Saç sakal karışmış ve terden sırılsıklam olmuş biçimde boynumda asılı fotoğraf makinesi, elimde kamera, sırtımda çanta ile gören genç garson kibarca, rezerve olmayan arka taraflardan ama halen manzarası olan bir masayı işaret ederek “nereli olduğumu” sordu. Her zaman olduğu gibi soranın tahmin yapmasını istediğimde direkt “Türk müsün?” diye sorunca Belgrad’dan sonra ikinci sürprizi yaşadım, tam isabet. Nasıl anladığını sorduğumda “saç sakal karışık Türk veya Yunanlı’ya benziyorsun, ama hem daha irisin hem de yunanlıların burunları daha eğri” şeklinde bir yanıt verdi!!! İsminin Janko olduğunu öğrendiğim garsona soda ve buraların favori içeceği machiato ısmarlayarak notlarımı derlemeye başladım (6,5 TL).
Novi Sad, Tuna’nın 1.255. km’sinde kurulmuş. Novi Sad garnizon olarak kurulduğunda ilk ismi Racko Selo (’Sırp Köyü) imiş. Sonradan Petrovaradinski Sanac (Petrovaradin Garnizonu) demişler. 18 yy’ın başlarında, savaş bittiğinde  büyüyen ve zenginleşen şehrin ahalisi özgürlük talebiyle “Özgür Kraliyet Şehri” statüsünü almak için girişimlerde bulunmuş. 80,000 Forint karşılığında İmparotoriçe Maria Theresa’dan bu statüyü almışlar ve şehrin ismi de Sırpça olarak NOVI SAD olarak konulmuş, tarih 1 Şubat 1748. Yakın tarihimizde Nato’nun Yugoslavya’ya yaptığı hava bombardımanına hedef olan stratejik şehirlerden birisi, Tuna üzerindeki 3 köprü yerle bir edilmiş. Petrovardin ise “Tuna’nın Cebelitarık”ı olarak anılıyormuş. Kale içindeki saat kulesi Novi Sad’ın simgesi. Eskiden, saat kulesini gören evlerden saat vergisi alırlarmış.


Yarım saatlik dinlenme ardından rotamı önce kale içindeki müzeye, ardından tekrar Novi Sad’a çevirmeye karar verdim.
Müzeye 100 RSD (2,5 TL) karşılığında girdim.

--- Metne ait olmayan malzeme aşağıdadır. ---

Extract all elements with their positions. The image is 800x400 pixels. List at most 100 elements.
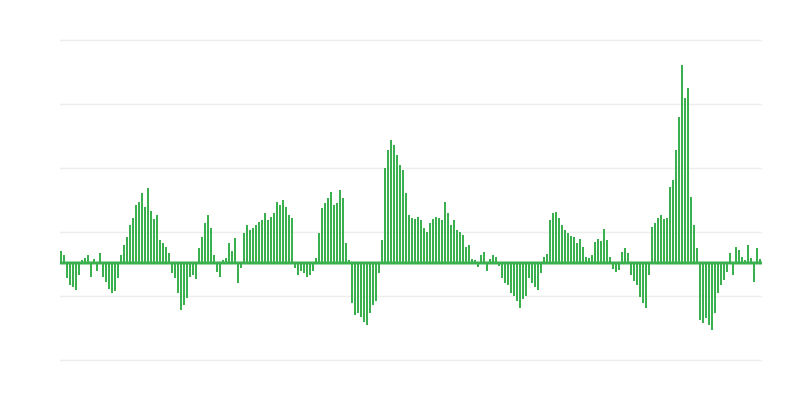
bar <box>693 225 695 263</box>
bar <box>141 193 143 263</box>
bar <box>684 98 686 263</box>
bar <box>204 223 206 263</box>
bar <box>138 202 140 263</box>
bar <box>387 150 389 263</box>
bar <box>309 263 311 275</box>
bar <box>168 253 170 263</box>
bar <box>672 180 674 263</box>
bar <box>90 263 92 277</box>
bar <box>504 263 506 283</box>
bar <box>624 248 626 263</box>
bar <box>234 238 236 263</box>
bar <box>315 258 317 263</box>
bar <box>663 219 665 263</box>
bar <box>144 207 146 263</box>
bar <box>162 243 164 263</box>
bar <box>87 255 89 263</box>
bar <box>318 233 320 263</box>
bar <box>528 263 530 278</box>
bar <box>417 217 419 263</box>
bar <box>216 263 218 272</box>
bar <box>483 252 485 263</box>
bar <box>405 193 407 263</box>
bar <box>111 263 113 293</box>
bar <box>171 263 173 273</box>
bar <box>558 218 560 263</box>
bar <box>444 202 446 263</box>
bar <box>156 215 158 263</box>
bar <box>147 188 149 263</box>
bar <box>360 263 362 317</box>
bar <box>384 168 386 263</box>
bar <box>492 255 494 263</box>
bar <box>240 263 242 268</box>
bar <box>471 259 473 263</box>
bar <box>750 258 752 263</box>
bar <box>720 263 722 285</box>
bar <box>747 245 749 263</box>
bar <box>165 247 167 263</box>
bar <box>291 218 293 263</box>
bar <box>294 263 296 268</box>
bar <box>531 263 533 283</box>
bar <box>660 215 662 263</box>
bar <box>210 228 212 263</box>
bar <box>336 203 338 263</box>
bar <box>594 242 596 263</box>
bar <box>699 263 701 320</box>
bar <box>675 150 677 263</box>
bar <box>633 263 635 281</box>
bar <box>327 198 329 263</box>
bar <box>117 263 119 278</box>
bar <box>522 263 524 299</box>
bar <box>426 232 428 263</box>
bar <box>375 263 377 301</box>
bar <box>540 263 542 273</box>
bar <box>270 217 272 263</box>
bar <box>237 263 239 283</box>
bar <box>183 263 185 305</box>
bar <box>687 88 689 263</box>
bar <box>615 263 617 272</box>
bar <box>96 263 98 271</box>
bar <box>546 254 548 263</box>
bar <box>486 263 488 271</box>
bar <box>282 200 284 263</box>
bar <box>108 263 110 289</box>
bar <box>453 220 455 263</box>
bar <box>297 263 299 275</box>
bar <box>258 222 260 263</box>
bar <box>525 263 527 296</box>
bar <box>714 263 716 313</box>
bar <box>102 263 104 277</box>
bar <box>576 243 578 263</box>
bar <box>150 211 152 263</box>
bar <box>228 243 230 263</box>
bar <box>477 263 479 267</box>
bar <box>741 257 743 263</box>
bar <box>549 220 551 263</box>
bar <box>159 240 161 263</box>
bar <box>288 215 290 263</box>
bar <box>66 263 68 278</box>
bar <box>732 263 734 275</box>
bar <box>447 213 449 263</box>
bar <box>114 263 116 291</box>
bar <box>711 263 713 330</box>
bar <box>606 240 608 263</box>
bar <box>321 208 323 263</box>
bar <box>468 245 470 263</box>
bar <box>435 217 437 263</box>
bar <box>348 260 350 263</box>
bar <box>201 237 203 263</box>
bar <box>285 207 287 263</box>
bar <box>372 263 374 305</box>
bar <box>72 263 74 287</box>
bar <box>69 263 71 285</box>
bar <box>717 263 719 293</box>
bar <box>126 237 128 263</box>
bar <box>342 198 344 263</box>
bar <box>585 257 587 263</box>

Ufak bir yer ve belli kesimleri tadilat nedeniyle kapalıydı. Açık olan ikinci katta, sosyal yaşamı konu alan 17,18 ve 19. yy Novi Sad evleri hakkında sergi vardı.
 
 
Çıkışta muhabbet ettiğim görevliye Osmanlı tarihi hakkında soru sordukça ve karşılıklı paylaşımda bulundukça ilgisini çekmiş olacağım ki bana yarım saat sonra başlayacak olan ve bazı misafirleri özel olarak gezdireceği “Petrovardin Kalesi’nin altındaki gizli geçitlerde yaptıracağı tura” davet etti. Şehrin diğer kısmını henüz görmediğim ve ne kadar süreceğini kestiremediğim için bu nazik teklifi reddettim ve daha sonra pişman oldum.

İstikamet tekrar Novi Sad. Bu sefer Varadinski Köprüsü’nü geçince ilk sağdan ilerleyerek önce Dunavska sokağını takip ediyorum. Dunavska Parkı’nın yeşillikleri içinde ilerlerken kütüphane, çağdaş sanat müzesine denk geliyorum. Isıtan pazar güneşini gören çoluğunu çocuğunu almış dışarı çıkmış. Yaş ortalamasının çok genç oluşu dikkatimi çekti. Dunavska’dan sonra karşıma çıkan her sokak cafelerle dolu ve çoğu trafiğe kapalı.
 



Bouquet Wine House’da soluklanıp gelip geçenleri seyrettim, insanlar çok renkli. Yarın sabah uçağım olmasa burada bir Cumartesi gecesi yaşamak isterdim.

 
Az ileride Trg Republike yani Cumhuriyet Meydanı. Novi Sad’ın sosyal ve kültür merkezi sayılıyormuş. Kalabalıklar cafelerde aileleri ve sevgilileriyle güneşin tadını çıkarıyorlardı. Bir yılbaşına burada girmek güzel olur.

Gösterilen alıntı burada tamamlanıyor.